Just some notes on file handling... it's typically not a good idea to slurp arbitrary length documents unless you are absolutely sure that they will all fit in RAM (and you get a benefit from doing so). If you were going to hack your HTML document up with regular expressions, you might make sure that your form elements were not split among multiple lines (e.g., no inputs that are like <input type=text\nname=whatever\nvalue=something>). In fact, 'while' has some special magic just for [more] efficient file handling:

Code:
while (<FILE>) {
# $_ automagically holds the last line read
}


I'd never slurp and entire file unless it were actually useful (like if I have to look at certain lines many times, but I don't know which lines those are ahead of time) or the file were really tiny and might be read / written by multiple processes at once. Otherwise, I use the equivalent of that 'while' loop or some other IO spiff I know works.

Also, /<input name="(.*?)" value="(.*?)">/ is more efficient on a 100 character line than on a 5000 character file. Especially considering that single lines are usually within the 10 to 80 character range and HTML files can get well above 10KB (10,240 characters).

Last edited by:

mkp: May 3, 2006, 12:18 AM
Quote Reply
Re: [Syte] Extracting data from an html In reply to
CGI.pm is your friend =)

Code:
use CGI;
my $IN = new CGI;

my $reg = $IN->param('reg');

print $IN->header();
print "Reg number: $reg";

Hope that helps.

Cheers

Andy (mod)
andy@ultranerds.co.uk
Want to give me something back for my help? Please see my Amazon Wish List
GLinks ULTRA Package | GLinks ULTRA Package PRO
Links SQL Plugins | Website Design and SEO | UltraNerds | ULTRAGLobals Plugin | Pre-Made Template Sets | FREE GLinks Plugins!
Quote Reply
Re: [Andy] Extracting data from an html In reply to
But is s/he trying to get the POST/GET variables, or to parse the HTML file? The question is not too clear, and the JavaSHcript (JavaScript + sh ?) example didn't really help the matter.Crazy

Last edited by:

mkp: May 23, 2006, 8:41 PM
Quote Reply
Re: [mkp] Extracting data from an html In reply to
First off, thanks for all the feedback, I have managed to accomplish this but in a very around about way and poorly done so am still banging my head on it.
Perhaps I have not explained what I am attempting to do very well.

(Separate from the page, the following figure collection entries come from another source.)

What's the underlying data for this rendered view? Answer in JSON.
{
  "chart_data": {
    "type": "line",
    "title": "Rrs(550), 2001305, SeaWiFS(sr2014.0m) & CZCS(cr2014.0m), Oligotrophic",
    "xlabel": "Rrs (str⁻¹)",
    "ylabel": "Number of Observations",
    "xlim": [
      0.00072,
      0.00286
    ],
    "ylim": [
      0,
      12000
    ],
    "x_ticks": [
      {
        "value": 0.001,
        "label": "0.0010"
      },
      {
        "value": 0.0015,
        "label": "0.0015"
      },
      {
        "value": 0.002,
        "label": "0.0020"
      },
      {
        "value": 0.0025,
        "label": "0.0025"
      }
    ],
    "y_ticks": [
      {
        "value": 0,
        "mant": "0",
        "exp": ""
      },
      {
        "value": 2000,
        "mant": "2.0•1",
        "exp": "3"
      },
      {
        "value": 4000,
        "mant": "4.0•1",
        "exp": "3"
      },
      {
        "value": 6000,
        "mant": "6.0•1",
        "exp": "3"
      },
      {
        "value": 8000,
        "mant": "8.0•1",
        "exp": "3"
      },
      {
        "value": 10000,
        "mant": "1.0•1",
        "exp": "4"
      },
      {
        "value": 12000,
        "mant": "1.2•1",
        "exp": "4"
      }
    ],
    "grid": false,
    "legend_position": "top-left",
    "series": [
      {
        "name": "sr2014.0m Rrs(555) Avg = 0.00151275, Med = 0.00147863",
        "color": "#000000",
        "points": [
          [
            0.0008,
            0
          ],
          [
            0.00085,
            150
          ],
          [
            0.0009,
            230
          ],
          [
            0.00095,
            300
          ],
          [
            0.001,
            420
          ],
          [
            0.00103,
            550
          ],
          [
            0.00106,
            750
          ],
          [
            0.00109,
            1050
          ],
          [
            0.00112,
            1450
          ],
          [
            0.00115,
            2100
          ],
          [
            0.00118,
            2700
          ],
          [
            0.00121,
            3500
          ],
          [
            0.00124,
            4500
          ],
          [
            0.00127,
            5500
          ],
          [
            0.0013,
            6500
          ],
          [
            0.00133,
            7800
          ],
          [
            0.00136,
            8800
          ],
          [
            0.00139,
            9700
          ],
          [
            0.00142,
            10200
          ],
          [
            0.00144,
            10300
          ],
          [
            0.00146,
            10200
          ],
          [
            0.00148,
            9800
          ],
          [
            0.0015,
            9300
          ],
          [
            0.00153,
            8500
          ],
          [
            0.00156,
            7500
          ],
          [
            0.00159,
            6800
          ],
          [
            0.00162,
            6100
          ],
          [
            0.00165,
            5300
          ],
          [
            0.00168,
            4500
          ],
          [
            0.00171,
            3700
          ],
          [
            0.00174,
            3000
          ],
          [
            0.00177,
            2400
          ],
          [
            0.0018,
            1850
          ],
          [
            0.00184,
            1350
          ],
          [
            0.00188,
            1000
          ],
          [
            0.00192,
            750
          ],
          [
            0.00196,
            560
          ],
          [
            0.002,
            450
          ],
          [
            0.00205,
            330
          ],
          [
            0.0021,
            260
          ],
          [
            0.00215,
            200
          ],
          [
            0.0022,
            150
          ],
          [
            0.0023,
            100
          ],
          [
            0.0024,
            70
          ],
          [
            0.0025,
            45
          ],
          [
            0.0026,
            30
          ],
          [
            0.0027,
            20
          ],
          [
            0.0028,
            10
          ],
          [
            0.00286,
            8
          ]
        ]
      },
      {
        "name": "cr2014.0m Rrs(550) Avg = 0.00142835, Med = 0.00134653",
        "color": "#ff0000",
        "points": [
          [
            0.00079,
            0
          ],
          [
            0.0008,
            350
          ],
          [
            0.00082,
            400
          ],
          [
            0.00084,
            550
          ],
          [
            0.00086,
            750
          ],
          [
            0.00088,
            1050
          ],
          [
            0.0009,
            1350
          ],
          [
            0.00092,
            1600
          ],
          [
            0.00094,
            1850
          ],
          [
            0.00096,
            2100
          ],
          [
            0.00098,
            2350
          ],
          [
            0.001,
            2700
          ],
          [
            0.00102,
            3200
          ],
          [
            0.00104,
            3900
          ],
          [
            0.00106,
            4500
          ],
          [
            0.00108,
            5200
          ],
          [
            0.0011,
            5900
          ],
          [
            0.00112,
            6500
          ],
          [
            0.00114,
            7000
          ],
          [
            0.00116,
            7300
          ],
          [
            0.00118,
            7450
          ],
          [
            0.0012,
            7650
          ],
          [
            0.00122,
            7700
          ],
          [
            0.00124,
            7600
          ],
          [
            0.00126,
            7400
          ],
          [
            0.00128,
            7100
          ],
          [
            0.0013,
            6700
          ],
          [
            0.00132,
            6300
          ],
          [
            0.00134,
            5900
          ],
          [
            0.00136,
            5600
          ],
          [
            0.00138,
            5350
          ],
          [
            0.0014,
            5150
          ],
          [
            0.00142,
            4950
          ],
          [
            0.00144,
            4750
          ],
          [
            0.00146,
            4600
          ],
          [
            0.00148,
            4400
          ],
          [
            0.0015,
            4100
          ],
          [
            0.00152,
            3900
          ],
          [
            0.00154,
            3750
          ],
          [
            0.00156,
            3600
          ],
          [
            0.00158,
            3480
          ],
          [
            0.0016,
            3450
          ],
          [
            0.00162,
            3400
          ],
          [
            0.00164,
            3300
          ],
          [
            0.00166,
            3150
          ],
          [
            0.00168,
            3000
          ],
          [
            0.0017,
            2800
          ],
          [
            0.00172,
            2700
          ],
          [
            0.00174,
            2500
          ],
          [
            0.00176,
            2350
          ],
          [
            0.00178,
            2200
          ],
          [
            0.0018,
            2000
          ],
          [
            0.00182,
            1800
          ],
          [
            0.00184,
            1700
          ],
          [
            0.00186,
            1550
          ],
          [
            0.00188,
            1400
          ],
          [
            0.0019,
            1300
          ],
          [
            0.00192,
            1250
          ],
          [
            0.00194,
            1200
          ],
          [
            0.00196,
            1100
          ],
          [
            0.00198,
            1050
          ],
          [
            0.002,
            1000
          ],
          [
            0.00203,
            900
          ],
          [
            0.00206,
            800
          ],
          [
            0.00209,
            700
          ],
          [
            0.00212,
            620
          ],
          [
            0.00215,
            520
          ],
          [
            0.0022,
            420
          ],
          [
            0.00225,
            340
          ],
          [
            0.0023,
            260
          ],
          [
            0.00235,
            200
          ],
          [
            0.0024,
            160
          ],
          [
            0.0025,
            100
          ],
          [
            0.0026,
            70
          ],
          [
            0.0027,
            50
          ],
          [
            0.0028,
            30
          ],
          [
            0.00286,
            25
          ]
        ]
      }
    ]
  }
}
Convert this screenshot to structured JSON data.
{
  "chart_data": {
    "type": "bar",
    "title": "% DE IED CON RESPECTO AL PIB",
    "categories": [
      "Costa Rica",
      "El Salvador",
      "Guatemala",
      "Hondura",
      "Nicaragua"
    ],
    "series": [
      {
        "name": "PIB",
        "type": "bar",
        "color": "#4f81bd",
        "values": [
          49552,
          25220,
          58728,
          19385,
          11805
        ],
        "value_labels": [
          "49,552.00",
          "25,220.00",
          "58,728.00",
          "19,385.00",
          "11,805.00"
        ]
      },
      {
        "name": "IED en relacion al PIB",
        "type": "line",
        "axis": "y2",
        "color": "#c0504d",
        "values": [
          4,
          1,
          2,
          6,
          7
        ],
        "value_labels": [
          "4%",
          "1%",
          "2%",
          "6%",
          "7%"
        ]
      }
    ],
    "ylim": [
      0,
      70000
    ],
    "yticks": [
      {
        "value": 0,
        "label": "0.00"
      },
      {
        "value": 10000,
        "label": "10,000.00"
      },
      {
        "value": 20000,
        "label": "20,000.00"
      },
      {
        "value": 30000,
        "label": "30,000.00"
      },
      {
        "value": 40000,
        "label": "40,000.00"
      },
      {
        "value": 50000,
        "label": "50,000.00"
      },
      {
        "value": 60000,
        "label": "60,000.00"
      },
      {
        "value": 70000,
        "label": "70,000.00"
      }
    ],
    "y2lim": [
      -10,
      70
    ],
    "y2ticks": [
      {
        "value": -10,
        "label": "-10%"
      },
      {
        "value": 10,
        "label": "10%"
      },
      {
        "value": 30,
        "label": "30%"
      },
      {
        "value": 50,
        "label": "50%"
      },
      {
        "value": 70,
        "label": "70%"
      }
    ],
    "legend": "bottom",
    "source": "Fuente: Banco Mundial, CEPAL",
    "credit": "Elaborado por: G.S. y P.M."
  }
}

Basically a person would type in their code number or password username and hit the submit button and their details will appear on screen in a html page as a normal form ready to be resubmitted if the submit button is hit.
So basically I have an html page with a form and the persons details in that form. I now need to extract (parse) the details from the form (within the html page) such as the name value address values …etc
So I can now put them into another dbman database.
So taking the values from an html displayed form and sending those details to another database if correct or editing them and then sending to the new database.
In essence I need the values of the form in variables in the html extracted to post to another dbman.

Cheers again for any time

Norvin
BlushCrazy
Quote Reply
Re: [Syte] Extracting data from an html In reply to
So let me get this straight:
  1. Person enters data into and submits form
  2. Server generates HTML document with variables from the form
  3. User submits HTML document generated in step 2 to the server
  4. Server parses HTML document generated in step 2 and stores information in a database
Yeah, it sounds really round-about to me too. Why don't you just store the variables in the database at step 2? Or, in step 3 the user could re-submit the same form they already submitted (i.e., "Confirm that you entered stuff correctly"), then store the data in the database in step 4.

I don't understand where HTML parsing comes into play. Just use CGI.